Этот был в студенческом одеянии, а один из конвойных отозвался о нем, как об изрядном краснобае и весьма недурном латинисте.

Сзади всех шел мужчина лет тридцати, весьма приятной наружности, если не считать того, что один его глаз все поглядывал в сторону другого. Скован он был не так, как его спутники: на ноге у него была цепь, столь длинная, что ее доставало на то, чтобы обвить все его тело, а шею облегали два кольца — одно припаянное к цепи, и другое, так называемое стереги друга, или же дружеское объятие, при помощи двух железных прутьев соединявшееся у пояса с наручниками, которые были замкнуты тяжелыми замками, так что он не мог ни рук поднести ко рту, ни опустить голову на руки. Дон Кихот спросил, почему на этом человеке больше оков, нежели на других. В ответ конвойный ему сказал, что он один совершил больше преступлений, нежели все остальные, вместе взятые, и что хотя он и скован по рукам и ногам, однако стража, зная его дерзость и необычайную пронырливость, не может за него поручиться и все еще опасается, как бы он от нее не сбежал.

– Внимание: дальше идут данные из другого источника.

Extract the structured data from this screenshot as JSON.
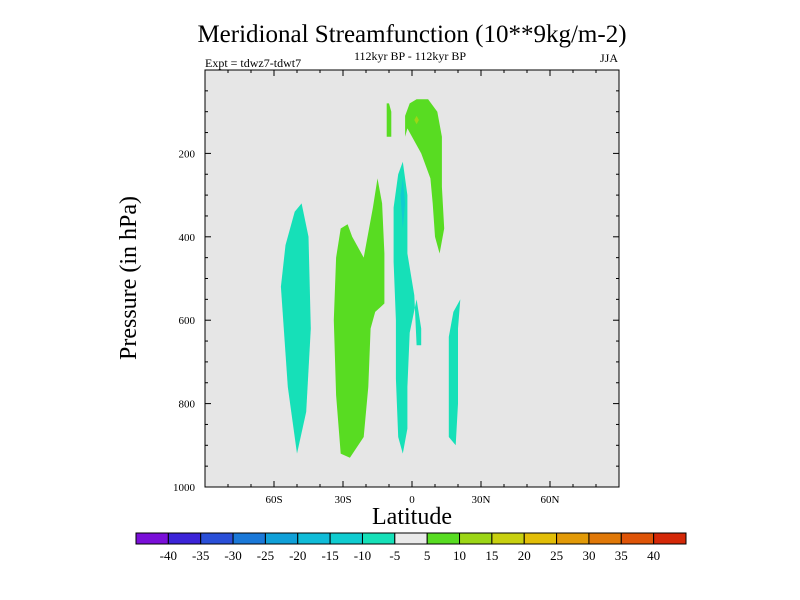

— Какие же такие за ним преступления, если его приговорили всего лишь к ссылке на галеры? — спросил Дон Кихот.

— Да, но к десяти годам, — возразил конвойный, — а это все равно, что гражданская казнь. Довольно сказать, что этот душа человек есть не кто иной, как знаменитый Хинес де Пасамонте, а еще его зовут Хинесильо де Ограбильо.

— Сеньор комиссар! Прикусите язык, — вмешался каторжник, — не будем перебирать чужие имена и прозвища. Меня зовут Хинес, а не Хинесильо, и я из рода Пасамонте, а не Ограбильо, как уверяет ваше благородие. Не мешает кое-кому оглянуться на себя, — это было бы куда полезнее.

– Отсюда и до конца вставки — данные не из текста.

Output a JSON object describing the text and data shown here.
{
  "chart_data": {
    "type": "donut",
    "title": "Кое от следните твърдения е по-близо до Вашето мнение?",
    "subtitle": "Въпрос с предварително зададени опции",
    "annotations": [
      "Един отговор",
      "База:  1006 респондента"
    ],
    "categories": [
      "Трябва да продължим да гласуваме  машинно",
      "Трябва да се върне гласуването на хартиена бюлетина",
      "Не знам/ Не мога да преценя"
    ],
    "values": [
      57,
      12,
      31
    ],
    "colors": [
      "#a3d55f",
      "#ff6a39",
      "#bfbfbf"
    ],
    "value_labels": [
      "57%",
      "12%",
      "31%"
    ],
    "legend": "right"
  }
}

— Сбавьте-ка тон, сеньор первостатейный разбойник, — прикрикнул на него комиссар, — если не хотите, чтоб я силой заставил вас замолчать!

— Конечно, человек предполагает, а бог располагает, — заметил каторжник, — но все-таки спустя некоторое время некоторым станет известно, прозываюсь я Хинесильо де Ограбильо или нет.

— Да разве тебя не так зовут, мошенник? — вскричал конвойный.

— Зовут-зовут да и перестанут, — отвечал Хинес, — иначе я им всем повыщиплю волосы в местах неудобосказуемых. Сеньор кавальеро! Если вы намерены что-нибудь нам пожертвовать, то жертвуйте и поезжайте с богом, — вы нам уже опостылели своим назойливым любопытством к чужой жизни. Если же вам любопытно узнать мою жизнь, то знайте, что я Хинес де Пасамонте и что я ее описал собственноручно.

— То правда, — подтвердил комиссар, — он и в самом деле написал свою биографию, да так, что лучше нельзя, только книга эта за двести реалов заложена в тюрьме.

— Но я не премину выкупить ее, хотя бы с меня потребовали двести дукатов, — объявил Хинес.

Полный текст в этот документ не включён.